HUMK.nun yetki hükümleri(HUMK.m.9-27), ilamsız icradaki yetki hakkında kıyasen uygulanır(İİK.m.50/1). Buna göre ilamsız icrada genel yetkili icra dairesi borçlunun ikametgahındaki icra dairesidir (HUMK.m.9). Bunun dışında sözleşmeden doğan alacaklarda akdin ifa edileceği yerdeki icra dairesi de özel olarak yetkilidir(HUMK.m.10). Ayrıca taraflar, bir yetki sözleşmesi ile yetkili olmayan bir icra dairesini de belirli bir icra takibi için yetkili kılabilirler (HUMK.m.22).

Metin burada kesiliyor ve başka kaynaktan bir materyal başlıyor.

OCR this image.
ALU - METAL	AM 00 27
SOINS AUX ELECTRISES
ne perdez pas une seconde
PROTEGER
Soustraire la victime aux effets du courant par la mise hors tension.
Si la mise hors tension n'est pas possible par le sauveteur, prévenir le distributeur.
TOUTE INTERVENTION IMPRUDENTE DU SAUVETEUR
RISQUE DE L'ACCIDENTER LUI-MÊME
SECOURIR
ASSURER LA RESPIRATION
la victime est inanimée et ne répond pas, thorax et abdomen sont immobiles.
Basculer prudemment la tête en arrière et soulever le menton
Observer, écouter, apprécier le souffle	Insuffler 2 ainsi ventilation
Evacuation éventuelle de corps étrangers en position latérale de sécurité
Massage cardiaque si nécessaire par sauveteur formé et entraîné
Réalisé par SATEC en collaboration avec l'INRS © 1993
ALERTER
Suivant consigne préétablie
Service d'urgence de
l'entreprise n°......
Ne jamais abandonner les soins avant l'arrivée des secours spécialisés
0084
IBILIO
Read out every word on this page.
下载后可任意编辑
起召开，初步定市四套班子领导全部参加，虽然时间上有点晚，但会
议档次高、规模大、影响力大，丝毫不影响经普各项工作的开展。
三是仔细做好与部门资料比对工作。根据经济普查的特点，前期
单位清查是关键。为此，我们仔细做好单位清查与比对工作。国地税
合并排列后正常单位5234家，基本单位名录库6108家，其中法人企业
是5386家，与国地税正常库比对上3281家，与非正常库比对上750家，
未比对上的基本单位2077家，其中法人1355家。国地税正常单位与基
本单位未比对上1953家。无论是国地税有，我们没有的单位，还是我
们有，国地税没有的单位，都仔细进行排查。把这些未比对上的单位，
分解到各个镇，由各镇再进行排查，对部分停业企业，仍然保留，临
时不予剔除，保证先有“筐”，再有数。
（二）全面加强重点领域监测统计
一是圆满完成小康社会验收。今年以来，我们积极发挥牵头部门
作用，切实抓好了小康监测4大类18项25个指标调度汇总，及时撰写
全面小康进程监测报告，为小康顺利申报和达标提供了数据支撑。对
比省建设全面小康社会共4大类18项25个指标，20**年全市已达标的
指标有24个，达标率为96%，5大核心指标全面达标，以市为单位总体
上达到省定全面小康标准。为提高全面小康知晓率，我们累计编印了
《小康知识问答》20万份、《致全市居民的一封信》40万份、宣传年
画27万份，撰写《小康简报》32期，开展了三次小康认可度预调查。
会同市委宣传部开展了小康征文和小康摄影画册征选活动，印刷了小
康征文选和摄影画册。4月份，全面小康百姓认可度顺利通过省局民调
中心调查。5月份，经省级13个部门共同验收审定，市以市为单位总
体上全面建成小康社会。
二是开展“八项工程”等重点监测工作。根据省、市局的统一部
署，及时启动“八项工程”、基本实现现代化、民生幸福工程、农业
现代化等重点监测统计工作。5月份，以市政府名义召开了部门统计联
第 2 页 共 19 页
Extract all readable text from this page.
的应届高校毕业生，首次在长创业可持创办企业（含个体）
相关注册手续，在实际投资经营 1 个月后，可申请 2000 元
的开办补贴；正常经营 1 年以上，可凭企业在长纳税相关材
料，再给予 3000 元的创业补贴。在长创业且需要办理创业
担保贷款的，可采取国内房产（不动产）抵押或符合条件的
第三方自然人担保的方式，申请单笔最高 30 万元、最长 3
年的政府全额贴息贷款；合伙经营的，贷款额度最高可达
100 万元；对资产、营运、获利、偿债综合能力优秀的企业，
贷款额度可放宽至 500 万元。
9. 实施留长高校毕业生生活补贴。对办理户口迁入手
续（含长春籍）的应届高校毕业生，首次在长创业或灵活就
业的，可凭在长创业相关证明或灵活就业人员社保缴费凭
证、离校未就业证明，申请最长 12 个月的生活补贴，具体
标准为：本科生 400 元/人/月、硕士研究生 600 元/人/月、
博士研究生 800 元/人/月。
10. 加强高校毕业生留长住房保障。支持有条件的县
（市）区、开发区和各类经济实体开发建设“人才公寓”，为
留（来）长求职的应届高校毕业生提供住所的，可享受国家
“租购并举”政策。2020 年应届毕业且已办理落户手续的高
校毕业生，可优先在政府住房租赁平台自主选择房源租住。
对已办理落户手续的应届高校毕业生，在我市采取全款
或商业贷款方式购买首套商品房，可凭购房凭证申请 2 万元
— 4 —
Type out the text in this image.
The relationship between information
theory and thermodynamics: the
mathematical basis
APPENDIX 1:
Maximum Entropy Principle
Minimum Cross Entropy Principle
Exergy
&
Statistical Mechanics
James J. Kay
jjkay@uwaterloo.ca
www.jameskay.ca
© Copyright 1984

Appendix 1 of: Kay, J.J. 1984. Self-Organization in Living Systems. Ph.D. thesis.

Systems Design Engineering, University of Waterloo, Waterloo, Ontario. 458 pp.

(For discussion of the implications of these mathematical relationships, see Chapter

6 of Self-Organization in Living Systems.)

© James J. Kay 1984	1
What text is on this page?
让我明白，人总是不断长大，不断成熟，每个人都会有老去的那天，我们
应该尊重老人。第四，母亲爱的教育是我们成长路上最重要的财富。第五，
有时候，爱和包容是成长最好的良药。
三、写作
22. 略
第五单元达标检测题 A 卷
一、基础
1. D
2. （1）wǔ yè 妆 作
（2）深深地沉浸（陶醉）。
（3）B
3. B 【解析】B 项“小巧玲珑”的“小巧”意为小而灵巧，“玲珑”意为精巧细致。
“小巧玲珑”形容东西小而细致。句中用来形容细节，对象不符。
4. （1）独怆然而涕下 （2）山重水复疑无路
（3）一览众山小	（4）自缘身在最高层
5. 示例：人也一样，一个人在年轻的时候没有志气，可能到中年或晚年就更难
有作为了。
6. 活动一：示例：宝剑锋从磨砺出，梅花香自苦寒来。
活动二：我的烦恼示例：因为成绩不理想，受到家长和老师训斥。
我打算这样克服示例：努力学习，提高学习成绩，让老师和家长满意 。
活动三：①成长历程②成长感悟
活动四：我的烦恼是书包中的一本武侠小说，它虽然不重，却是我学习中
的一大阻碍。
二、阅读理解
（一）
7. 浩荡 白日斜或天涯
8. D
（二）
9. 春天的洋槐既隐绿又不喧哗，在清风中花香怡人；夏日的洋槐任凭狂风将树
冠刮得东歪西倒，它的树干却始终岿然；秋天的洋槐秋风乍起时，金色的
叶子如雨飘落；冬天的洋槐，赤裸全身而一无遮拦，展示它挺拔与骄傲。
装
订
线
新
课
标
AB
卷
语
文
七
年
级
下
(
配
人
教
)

Somut olayda, davalı borçlunun ikametgahının Çaycuma olduğu anlaşılmaktadır. Davacı alacaklı tarafından düzenlenen fatura, takip talepnamesi, dava dilekçesi gibi belgelerde davalı borçlunun ikametgah adresi Çaycuma olarak gösterilmiş, borçlunun ikametgahının bu yer olduğu davacı alacaklı tarafından da kabullenilmiştir. Sözleşme konusu elektrik tesis işlerinin yapıldığı bina Çaycuma ilçesine bağlı Saltukova beldesinde bulunduğundan akdin ifa yeri de Çaycuma´dır. Bu durumda, yetkili icra dairesi davalının ikametgahının bulunduğu ve akdin ifa edildiği Çaycuma İcra Müdürlüğü´dür. Taraflar arasında Devrek İcra Müdürlüğünü yetkili kıldıklarına dair yazılı olarak yapılmış bir yetki anlaşması da bulunmadığından davalı borçlunun Devrek İcra Müdürlüğü´nün yetkili olmadığına, yetkili icra dairesinin Çaycuma İcra Müdürlüğü olduğuna dair icra dairesine yapmış olduğu itirazı usul ve kanuna uygundur. O durumda mahkemece, Devrek İcra Müdürlüğünün yetkili olmadığı ve ortada geçerli bir icra takibi bulunmadığı gözetilerek davanın reddine karar verilmesi gerekirken, değinilen yönler gözardı edilerek icra dairesinin yetkili olup olmadığı incelenmeden ortada geçerli bir takip varmışçasına işin esasının incelenerek yazılı biçimde hüküm tesisi doğru olmamış, kararın bu sebeplerle bozulması uygun görülmüştür.

SONUÇ : Yukarda açıklanan sebeplerle kararın temyiz eden davalı yararına BOZULMASINA, ödediği temyiz peşin harcının istem halinde temyiz eden davalıya geri verilmesine, 7.7.2004 tarihinde oybirliğiyle karar verildi.